Cones of NJIT

Coming to an Alley Near You

As an urban campus, NJIT has quite a lot of traffic cones at its disposal.

Between directing traffic, road closures, and on-campus construction for NJIT’s 2020 Vision, there is an estimated 200 or more cones strewn across the university’s 48 acres. Though the cones are normally expected to be found in the above locations, they are just as likely be found lodged between tree branches, atop light posts, awnings, and statues, and shoved upside down into drains.

“It’s nothing new,” said Adrian Wong, a third year Biology major. “You always see them shoved in a tree while walking across campus, and just kinda laugh to yourself.” When asked just how long cone culture has been a part of NJIT, Adrian responded, “I can’t say for sure, but it’s been a thing since my freshman year.”

A recent creation of an Instagram account documenting these cones and the shenanigans they get up to, aptly named @Cones_of_NJIT, has only fueled the fire of “cone culture” at NJIT. The account, run by Sharmi Sukhia, a Junior Web & Information Systems major, operates on a submission basis and posts photos of the cones in unusual or entertaining spots, sometimes with students, and always with a clever caption.

The account has seen rapid traction in the weeks since its creation and now boasts nearly 80 posts and over 1000 followers. When asked about the account’s speedy success and origin, Sharmi said, “I thought I’d get like maybe a hundred followers at most, and then it kinda went crazy.” She explained that a friend of hers had originally come up with the idea of making an Instagram account a few months prior, but when a class project required Sharmi tackle content management, she chose to create the account herself. Her intent was to memorialize the cone, and eventually promote her article on NJIT’s cone phenomenon on the platform.

The account quickly gained popularity and inspired students to get more creative with their cone antics, from posing next to cones on campus, to even wearing them as headgear. Sharmi’s account also spawned the creation of two ‘troll’ accounts, @anti_cones_of_njit and @cones_of_joel_bloom. The individual running @anti_cones_of_njit declined to comment.

NJIT is not purely unique in its cone culture; while other institution’s may not play around with traffic cones, they do have their own ‘inside jokes’ among the student population. Murray State University in Kentucky, for example, has a tree with students’ shoes nailed to it. Though there are several theories regarding the tree’s origin, like the stories of a couple who met on campus to display their love, or a student art project—the tree has been a home to students’ shoes since the mid-1960’s and even has its own Facebook page.
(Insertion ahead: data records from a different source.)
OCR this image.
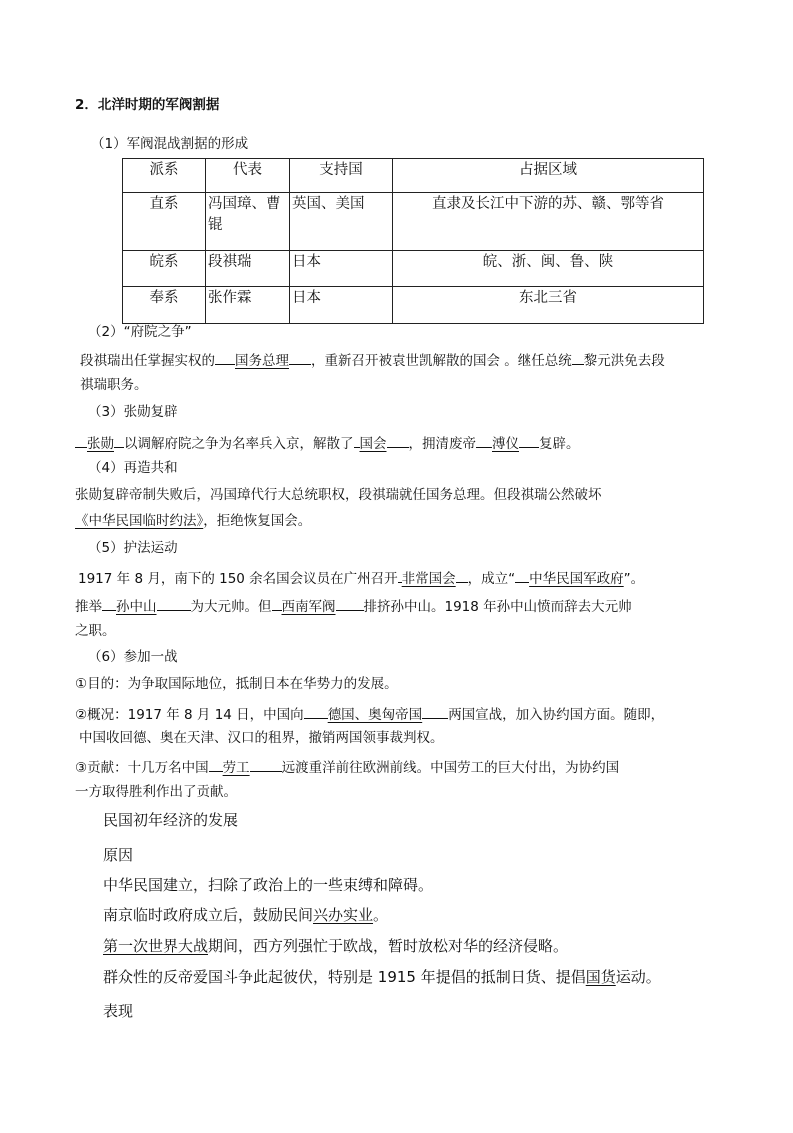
2．北洋时期的军阀割据
（1）军阀混战割据的形成
派系	代表	支持国	占据区域
直系	冯国璋、曹锟	英国、美国	直隶及长江中下游的苏、赣、鄂等省
皖系	段祺瑞	日本	皖、浙、闽、鲁、陕
奉系	张作霖	日本	东北三省
（2）“府院之争”
段祺瑞出任掌握实权的 国务总理 ，重新召开被袁世凯解散的国会 。继任总统 黎元洪免去段
祺瑞职务。
（3）张勋复辟
张勋 以调解府院之争为名率兵入京，解散了 国会 ，拥清废帝 溥仪 复辟。
（4）再造共和
张勋复辟帝制失败后，冯国璋代行大总统职权，段祺瑞就任国务总理。但段祺瑞公然破坏
《中华民国临时约法》，拒绝恢复国会。
（5）护法运动
1917 年 8 月，南下的 150 余名国会议员在广州召开 非常国会 ，成立“ 中华民国军政府”。
推举 孙中山	为大元帅。但 西南军阀 排挤孙中山。1918 年孙中山愤而辞去大元帅
之职。
（6）参加一战
①目的：为争取国际地位，抵制日本在华势力的发展。
②概况：1917 年 8 月 14 日，中国向 德国、奥匈帝国 两国宣战，加入协约国方面。随即，
中国收回德、奥在天津、汉口的租界，撤销两国领事裁判权。
③贡献：十几万名中国 劳工 远渡重洋前往欧洲前线。中国劳工的巨大付出，为协约国
一方取得胜利作出了贡献。
民国初年经济的发展
原因
中华民国建立，扫除了政治上的一些束缚和障碍。
南京临时政府成立后，鼓励民间兴办实业。
第一次世界大战期间，西方列强忙于欧战，暂时放松对华的经济侵略。
群众性的反帝爱国斗争此起彼伏，特别是 1915 年提倡的抵制日货、提倡国货运动。
表现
Meanwhile Swarthmore College, located in Swarthmore, Pennsylvania, has a pterodactyl hunt every year, where students come together, dressed in garbage bags and wielding foam bats and swords to defeat vicious pterodactyls and other monsters, such as goblins, orcs, and trolls.

While these phenomena are entertaining and, surely, dear to students’ hearts at their respective institutions, in my opinion, none quite match NJIT’s, as cone positioning can vary daily and does not depend on an outside or immovable fixture (like MSU’s trees).

At the end of the day, if balancing a cone atop a lamp post is how the students of NJIT blow off steam and engage with one another, who is to fault them? It is innocent, silly, and always exciting to see where you will spot a cone next.